Our ‘Away from home’ blogging series features one Indian postdoc working in a foreign lab every Wednesday. The posts recount the experience of these postdocs — the triumphs and challenges of lab life, the cultural differences, what they miss about India — and, most importantly, offer some useful tips for postdocs headed abroad.
The series has had an excellent response from the scientific and research community worldwide. For our regular readers, and those who are just joining us now, we provide a summary of the month’s entries, including an interactive map pinpointing the labs these postdocs are based. All these interesting entries and summaries can be found under the ‘Away from home’ category of the Indigenus blog.
We will continue to update the map each Wednesday and hope that you will join in the online conversation using the #postdochat hashtag.
This month we covered a wonderful mix of postdocs in terms of their geographical spread, disciplines and dreams. We featured postdocs from the US, Canada and Singapore with a wide array of interests — from biological modelling to regenerative medicine and from healthcare delivery to academics.
Mastering industry-academia links
Dilraj Lama, a PhD from the Indian Institute of Technology, Kanpur and a postdoctoral research fellow at the Bioinformatics Institute, A*STAR, Singapore was our first blogger for the month. Dilraj is having a great time with biological modelling and simulation experiments as he seamlessly blends in with the local community owing to similar facial features. Exposed to a healthy multi-disciplinary work team, he is also learning important lessons in industry-academia linkages early on in his research life.
Marital science bliss
Talking about how marriage catapulted her further into her scientific pursuits was Atrayee Banerjee. Atrayee has a Masters in Environmental Management from the Indian Institute of Social Welfare and Business Management (IISWBM), Calcutta, India and was a postdoctoral researcher at the University of Missouri-Rolla. Right now, she works at the National Institute of Health (NIH) in Maryland, USA.

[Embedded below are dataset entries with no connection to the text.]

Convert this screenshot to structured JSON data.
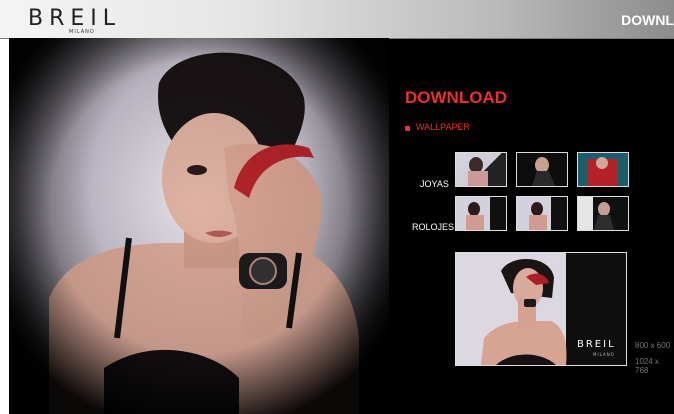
{
  "header": {
    "logo_text": "BREIL",
    "logo_sub": "MILANO",
    "nav_link": "DOWNL"
  },
  "download": {
    "title": "DOWNLOAD",
    "section": "WALLPAPER",
    "rows": [
      {
        "label": "JOYAS",
        "thumbs": [
          "joyas-1",
          "joyas-2",
          "joyas-3"
        ]
      },
      {
        "label": "ROLOJES",
        "thumbs": [
          "rolojes-1",
          "rolojes-2",
          "rolojes-3"
        ]
      }
    ],
    "preview_logo": "BREIL",
    "preview_logo_sub": "MILANO",
    "resolutions": [
      "800 x 600",
      "1024 x 768"
    ]
  },
  "colors": {
    "accent": "#e8322a",
    "background": "#000000"
  }
}
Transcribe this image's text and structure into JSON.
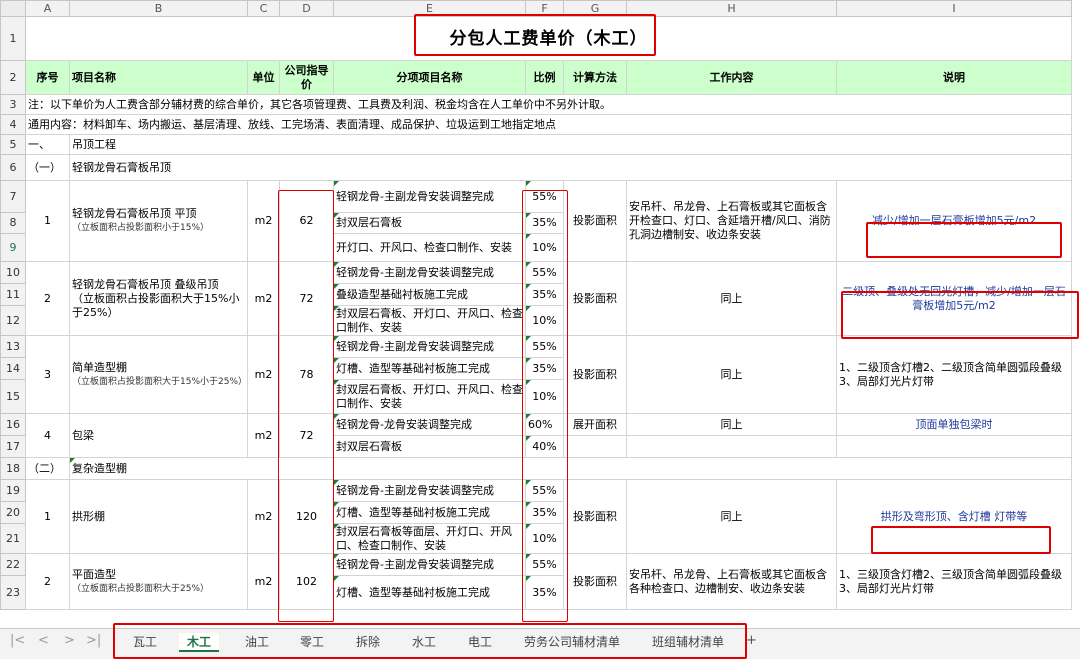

Regenerative medicine & skiing
Next up, we had Anand Krishnan, a PhD from the Rajiv Gandhi Centre for Biotechnology, Thiruvananthapuram, Kerala, India and currently a postdoctoral researcher at the Hotchkiss Brain Institute, University of Calgary, Canada. Anand is focusing his energies on regenerative medicine under a clinician-scientist mentor. Anand relieves his research stress in multicultural and beautiful Calgary, a place that comes with enviable perks in the form of skiing holidays and cool summers.
A journey through academia
Our fourth and final blogger of the month was Akhilesh Gaharwar. Akhilesh is currently a postdoctoral associate at the Massachusetts Institute of Technology (MIT) and Harvard University, and will be joining Texas A&M University, USA as an assistant professor a couple of months later. He tells us about his fascinating academic journey from an undergraduate student in India to a faculty in a leading US University. Akhilesh exemplifies two things — that hard work has no alternative and that you can never go wrong if you follow your heart.